RUDICEL: I don't really have much to
add except that clearly I think we are going to have to alter what is
considered successful. I think
definitely a different delta may be indicated.
DR.
NAIDU: Thank you, Dr. Rudicel.
Dr.
Yaszemski.
DR.
YASZEMSKI: I think that in general if
the treatment is less invasive, if it's earlier on, than I would tend toward
liking this improvement of 10 points over the traditional 15 points; for
example, the Oswestry. I would tend
toward liking a larger delta value in return for earlier intervention with a
more minimally invasive treatment. And
add the caveat that not everything we are talking about here is minimally
invasive. This would be for those that
are minimally invasive.
DR.
NAIDU: Thank you, Dr. Yaszemski.
Ms.
Whittington.
MS.
WHITTINGTON: I have nothing to add.
DR.
NAIDU: Ms. Adams.
MS.
ADAMS: Well, this may surprise you but
I agree with Dr. Diaz that we should be basing these parameters on the device,
the disease, and the study objectives.
I think it's a great idea and certainly well worth considering that with
earlier intervention for lesser diseases.
As Dr. Schneider said, smaller changes in outcome scores are inevitable
and should be expected so I think it should be considered.
DR.
NAIDU: Mr.

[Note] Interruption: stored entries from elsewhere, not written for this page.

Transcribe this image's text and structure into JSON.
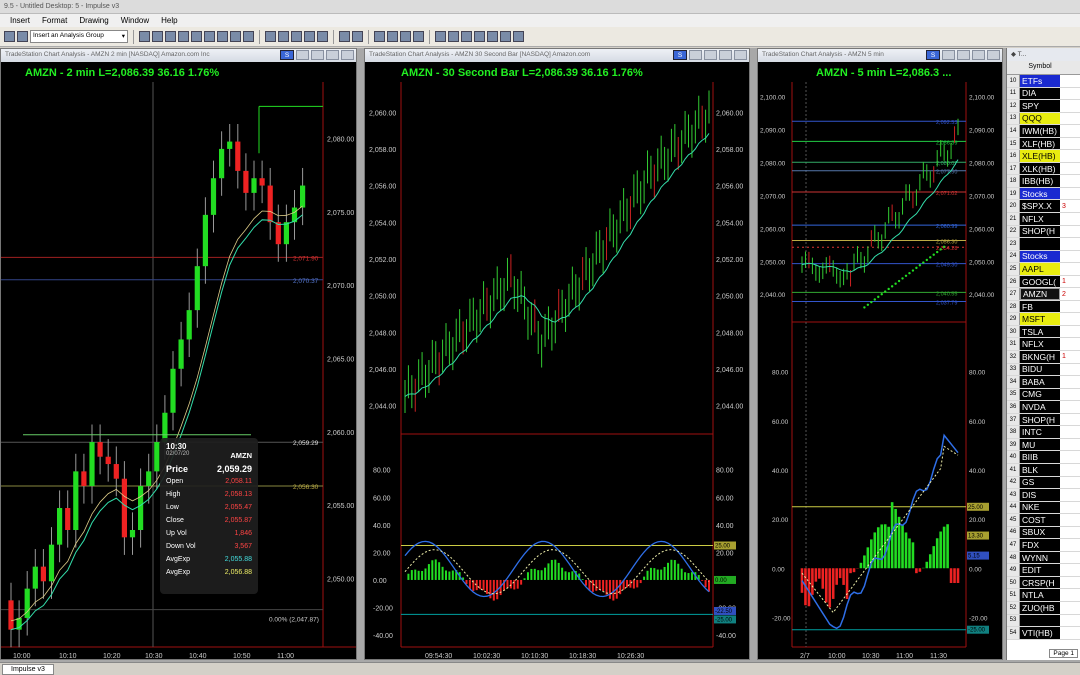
{
  "app": {
    "title": "9.5 - Untitled Desktop: 5 - Impulse v3",
    "menu": [
      "Insert",
      "Format",
      "Drawing",
      "Window",
      "Help"
    ],
    "toolbar_select": "Insert an Analysis Group",
    "status_tab": "Impulse v3"
  },
  "colors": {
    "up": "#22dd22",
    "down": "#ee2222",
    "ma": "#33ddaa",
    "blue": "#2f6fe8",
    "yellow_line": "#cccc44",
    "teal_line": "#00a0a0"
  },
  "windows": [
    {
      "title": "TradeStation Chart Analysis - AMZN 2 min [NASDAQ] Amazon.com Inc",
      "header": "AMZN - 2 min  L=2,086.39  36.16  1.76%",
      "price_axis": [
        "2,080.00",
        "2,075.00",
        "2,070.00",
        "2,065.00",
        "2,060.00",
        "2,055.00",
        "2,050.00"
      ],
      "price_tags": [
        "2,071.90",
        "2,070.37",
        "2,059.29",
        "2,056.30"
      ],
      "pct_label": "0.00% (2,047.87)",
      "time_axis": [
        "10:00",
        "10:10",
        "10:20",
        "10:30",
        "10:40",
        "10:50",
        "11:00"
      ],
      "chart_data": {
        "type": "candlestick",
        "series": [
          {
            "name": "AMZN 2 min",
            "open": [
              2048.5,
              2046.5,
              2047.3,
              2049.3,
              2050.8,
              2049.8,
              2052.3,
              2054.8,
              2053.3,
              2057.3,
              2056.3,
              2059.3,
              2058.3,
              2057.8,
              2056.8,
              2052.8,
              2053.3,
              2056.3,
              2057.3,
              2059.3,
              2061.3,
              2064.3,
              2066.3,
              2068.3,
              2071.3,
              2074.8,
              2077.3,
              2079.3,
              2079.8,
              2077.8,
              2076.3,
              2077.3,
              2076.8,
              2074.3,
              2072.8,
              2074.3,
              2075.3
            ],
            "close": [
              2046.5,
              2047.3,
              2049.3,
              2050.8,
              2049.8,
              2052.3,
              2054.8,
              2053.3,
              2057.3,
              2056.3,
              2059.3,
              2058.3,
              2057.8,
              2056.8,
              2052.8,
              2053.3,
              2056.3,
              2057.3,
              2059.3,
              2061.3,
              2064.3,
              2066.3,
              2068.3,
              2071.3,
              2074.8,
              2077.3,
              2079.3,
              2079.8,
              2077.8,
              2076.3,
              2077.3,
              2076.8,
              2074.3,
              2072.8,
              2074.3,
              2075.3,
              2076.8
            ]
          }
        ]
      }
    },
    {
      "title": "TradeStation Chart Analysis - AMZN 30 Second Bar [NASDAQ] Amazon.com",
      "header": "AMZN - 30 Second Bar  L=2,086.39  36.16  1.76%",
      "price_axis": [
        "2,060.00",
        "2,058.00",
        "2,056.00",
        "2,054.00",
        "2,052.00",
        "2,050.00",
        "2,048.00",
        "2,046.00",
        "2,044.00"
      ],
      "osc_axis": [
        "80.00",
        "60.00",
        "40.00",
        "20.00",
        "0.00",
        "-20.00",
        "-40.00"
      ],
      "osc_tags": [
        "25.00",
        "0.00",
        "-22.50",
        "-25.00"
      ],
      "time_axis": [
        "09:54:30",
        "10:02:30",
        "10:10:30",
        "10:18:30",
        "10:26:30"
      ]
    },
    {
      "title": "TradeStation Chart Analysis - AMZN 5 min",
      "header": "AMZN - 5 min  L=2,086.3 ...",
      "price_axis": [
        "2,100.00",
        "2,090.00",
        "2,080.00",
        "2,070.00",
        "2,060.00",
        "2,050.00",
        "2,040.00"
      ],
      "price_tags": [
        "2,092.53",
        "2,080.07",
        "2,086.39",
        "2,077.50",
        "2,071.02",
        "2,060.99",
        "2,056.30",
        "2,054.28",
        "2,049.30",
        "2,040.55",
        "2,037.79"
      ],
      "osc_axis": [
        "80.00",
        "60.00",
        "40.00",
        "20.00",
        "0.00",
        "-20.00"
      ],
      "osc_tags": [
        "25.00",
        "13.30",
        "5.15",
        "-25.00"
      ],
      "time_axis": [
        "2/7",
        "10:00",
        "10:30",
        "11:00",
        "11:30"
      ]
    }
  ],
  "tooltip": {
    "time": "10:30",
    "date": "02/07/20",
    "symbol": "AMZN",
    "price_label": "Price",
    "price": "2,059.29",
    "rows": [
      {
        "k": "Open",
        "v": "2,058.11"
      },
      {
        "k": "High",
        "v": "2,058.13"
      },
      {
        "k": "Low",
        "v": "2,055.47"
      },
      {
        "k": "Close",
        "v": "2,055.87"
      },
      {
        "k": "Up Vol",
        "v": "1,846"
      },
      {
        "k": "Down Vol",
        "v": "3,567"
      },
      {
        "k": "AvgExp",
        "v": "2,055.88"
      },
      {
        "k": "AvgExp",
        "v": "2,056.88"
      }
    ]
  },
  "watchlist": {
    "column": "Symbol",
    "page": "Page 1",
    "rows": [
      {
        "n": "10",
        "s": "ETFs",
        "t": "group",
        "v": ""
      },
      {
        "n": "11",
        "s": "DIA",
        "t": "",
        "v": ""
      },
      {
        "n": "12",
        "s": "SPY",
        "t": "",
        "v": ""
      },
      {
        "n": "13",
        "s": "QQQ",
        "t": "hl",
        "v": ""
      },
      {
        "n": "14",
        "s": "IWM(HB)",
        "t": "",
        "v": ""
      },
      {
        "n": "15",
        "s": "XLF(HB)",
        "t": "",
        "v": ""
      },
      {
        "n": "16",
        "s": "XLE(HB)",
        "t": "hl",
        "v": ""
      },
      {
        "n": "17",
        "s": "XLK(HB)",
        "t": "",
        "v": ""
      },
      {
        "n": "18",
        "s": "IBB(HB)",
        "t": "",
        "v": ""
      },
      {
        "n": "19",
        "s": "Stocks",
        "t": "group",
        "v": ""
      },
      {
        "n": "20",
        "s": "$SPX.X",
        "t": "",
        "v": "3"
      },
      {
        "n": "21",
        "s": "NFLX",
        "t": "",
        "v": ""
      },
      {
        "n": "22",
        "s": "SHOP(H",
        "t": "",
        "v": ""
      },
      {
        "n": "23",
        "s": "",
        "t": "",
        "v": ""
      },
      {
        "n": "24",
        "s": "Stocks",
        "t": "group",
        "v": ""
      },
      {
        "n": "25",
        "s": "AAPL",
        "t": "hl",
        "v": ""
      },
      {
        "n": "26",
        "s": "GOOGL(",
        "t": "",
        "v": "1"
      },
      {
        "n": "27",
        "s": "AMZN",
        "t": "sel",
        "v": "2"
      },
      {
        "n": "28",
        "s": "FB",
        "t": "",
        "v": ""
      },
      {
        "n": "29",
        "s": "MSFT",
        "t": "hl",
        "v": ""
      },
      {
        "n": "30",
        "s": "TSLA",
        "t": "",
        "v": ""
      },
      {
        "n": "31",
        "s": "NFLX",
        "t": "",
        "v": ""
      },
      {
        "n": "32",
        "s": "BKNG(H",
        "t": "",
        "v": "1"
      },
      {
        "n": "33",
        "s": "BIDU",
        "t": "",
        "v": ""
      },
      {
        "n": "34",
        "s": "BABA",
        "t": "",
        "v": ""
      },
      {
        "n": "35",
        "s": "CMG",
        "t": "",
        "v": ""
      },
      {
        "n": "36",
        "s": "NVDA",
        "t": "",
        "v": ""
      },
      {
        "n": "37",
        "s": "SHOP(H",
        "t": "",
        "v": ""
      },
      {
        "n": "38",
        "s": "INTC",
        "t": "",
        "v": ""
      },
      {
        "n": "39",
        "s": "MU",
        "t": "",
        "v": ""
      },
      {
        "n": "40",
        "s": "BIIB",
        "t": "",
        "v": ""
      },
      {
        "n": "41",
        "s": "BLK",
        "t": "",
        "v": ""
      },
      {
        "n": "42",
        "s": "GS",
        "t": "",
        "v": ""
      },
      {
        "n": "43",
        "s": "DIS",
        "t": "",
        "v": ""
      },
      {
        "n": "44",
        "s": "NKE",
        "t": "",
        "v": ""
      },
      {
        "n": "45",
        "s": "COST",
        "t": "",
        "v": ""
      },
      {
        "n": "46",
        "s": "SBUX",
        "t": "",
        "v": ""
      },
      {
        "n": "47",
        "s": "FDX",
        "t": "",
        "v": ""
      },
      {
        "n": "48",
        "s": "WYNN",
        "t": "",
        "v": ""
      },
      {
        "n": "49",
        "s": "EDIT",
        "t": "",
        "v": ""
      },
      {
        "n": "50",
        "s": "CRSP(H",
        "t": "",
        "v": ""
      },
      {
        "n": "51",
        "s": "NTLA",
        "t": "",
        "v": ""
      },
      {
        "n": "52",
        "s": "ZUO(HB",
        "t": "",
        "v": ""
      },
      {
        "n": "53",
        "s": "",
        "t": "",
        "v": ""
      },
      {
        "n": "54",
        "s": "VTI(HB)",
        "t": "",
        "v": ""
      }
    ]
  }
}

Melkerson, to summarize the
panel's thoughts on this, in general the panel believes that if the device is
less invasive, smaller changes in pain level may be acceptable, higher delta
values may be acceptable. Again,
everything should be just based on a specific device and the mechanism of
action. Again, not all the devices that
we are talking about today are of the same mechanism. I mean, some are definitely less invasive than others so, again,
they have to be again device specific.
Is
there anything else that you would like us to address?
MR.
MELKERSON: Just because we keep using
the term minimally invasive and less invasive, just for clarification to make
sure that we are understanding correctly, what you're calling less invasive are
the stenosis type spacer products that can be done under local? How would you grade the nucleus replacement
products whether injectable or noninjectable and the pedicle screw base
systems?
DR.
NAIDU: Why don't we go around the table
and try to get an opinion with regards to that.
Dr.
Yaszemski.
DR.
YASZEMSKI: If it's an injectable
nucleus replacement first. If it's
injectable and done at the time of a surgery that is already being done, I
don't think there's any increase in risk.

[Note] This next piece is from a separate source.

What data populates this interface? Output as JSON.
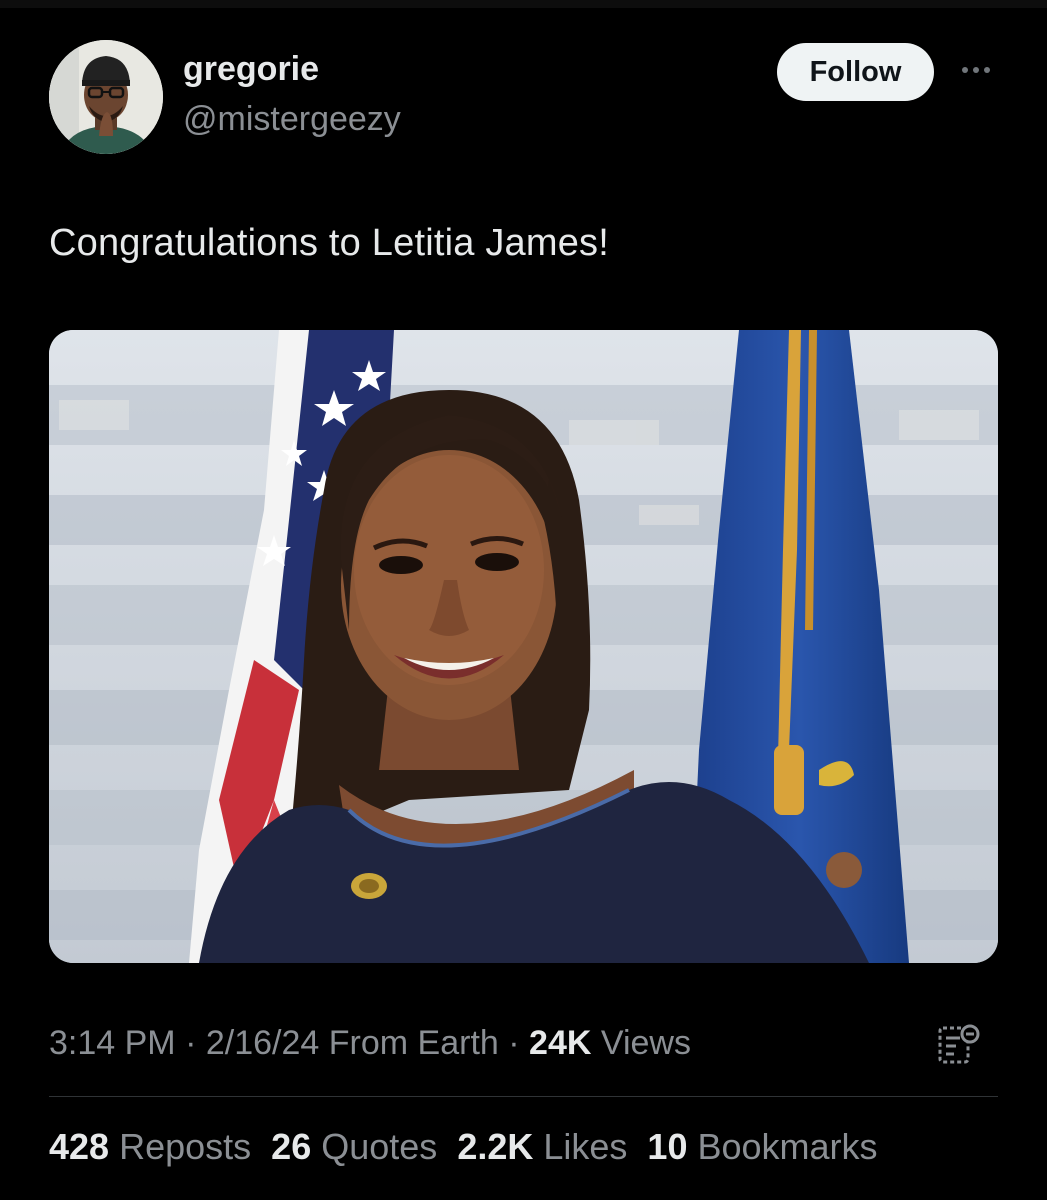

It's already an open surgical procedure. If it's an injectable percutaneous nucleus replacement, I would
call that minimally invasive.
If
it's an open surgically implanted nucleus replacement, I would consider that a
standard surgical procedure and neither minimally nor less invasive. The pedicle screw systems, if they can be
applied under sedation and local anesthesia percutaneously as some are, I would
consider that less invasive.
If
they require an open surgical procedure, I would consider that a normal
surgical procedure neither minimally nor less.

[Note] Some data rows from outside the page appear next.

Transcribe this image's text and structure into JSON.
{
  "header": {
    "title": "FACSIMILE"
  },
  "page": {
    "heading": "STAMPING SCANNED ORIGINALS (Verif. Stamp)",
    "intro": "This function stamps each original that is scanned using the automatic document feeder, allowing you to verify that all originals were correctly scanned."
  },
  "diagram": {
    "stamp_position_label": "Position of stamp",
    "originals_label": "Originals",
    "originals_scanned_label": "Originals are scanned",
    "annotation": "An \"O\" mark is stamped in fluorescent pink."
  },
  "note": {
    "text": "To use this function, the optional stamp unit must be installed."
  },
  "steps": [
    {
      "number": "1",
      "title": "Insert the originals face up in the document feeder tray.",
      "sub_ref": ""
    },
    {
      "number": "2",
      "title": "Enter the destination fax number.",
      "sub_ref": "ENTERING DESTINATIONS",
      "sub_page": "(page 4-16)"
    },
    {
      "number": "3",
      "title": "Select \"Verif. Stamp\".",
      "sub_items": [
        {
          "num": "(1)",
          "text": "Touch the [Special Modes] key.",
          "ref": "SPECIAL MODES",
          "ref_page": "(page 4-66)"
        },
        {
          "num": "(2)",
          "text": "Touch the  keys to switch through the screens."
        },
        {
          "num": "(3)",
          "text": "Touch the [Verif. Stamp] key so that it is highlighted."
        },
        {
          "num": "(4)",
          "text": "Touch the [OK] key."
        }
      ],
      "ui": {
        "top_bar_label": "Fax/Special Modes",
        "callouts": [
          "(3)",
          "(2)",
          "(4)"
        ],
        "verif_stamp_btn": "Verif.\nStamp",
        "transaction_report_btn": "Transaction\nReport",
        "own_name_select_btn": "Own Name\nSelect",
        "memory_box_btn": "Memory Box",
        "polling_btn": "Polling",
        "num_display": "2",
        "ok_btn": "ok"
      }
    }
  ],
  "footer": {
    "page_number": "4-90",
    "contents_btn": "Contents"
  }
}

Finally, the interspinous process spacers I would consider them
minimally invasive.
DR.
NAIDU: Thank you, Dr. Yaszemski.
Dr.
Rudicel.
DR.
RUDICEL: I don't have anything to add.
DR.
NAIDU: Dr. Kim.
DR.
KIM: I concur with Dr. Yaszemski.
DR.
NAIDU: Dr. Diaz.
DR.
DIAZ: I concur also.
DR.
NAIDU: Ms. Whittington.
MS.
WHITTINGTON: I concur.
DR.
NAIDU: Ms. Adams.
MS.
ADAMS: No additional comments.
DR.
NAIDU: Have we answered that question
adequately?
MR.
MELKERSON: I believe so. Thank you.
DR.
NAIDU: Thank you. At this point I would like to thank the
panel members for traveling long distances and for all their time that has been
put toward this meeting. I would like
to adjourn the meeting at this point.
MR.
MELKERSON: Before we adjourn, I would
like to thank the speakers who spoke today on this topic. We know it was a difficult topic, both for
the panel and for the audience as well as for the FDA. Again, we would like to thank the panel
members and Dr. Sanjiv Naidu for standing in for Dr. John Kirkpatrick. Thank you.
DR.
NAIDU: Thank you.
(Whereupon,
at 11:48 a.m. the meeting was adjourned.)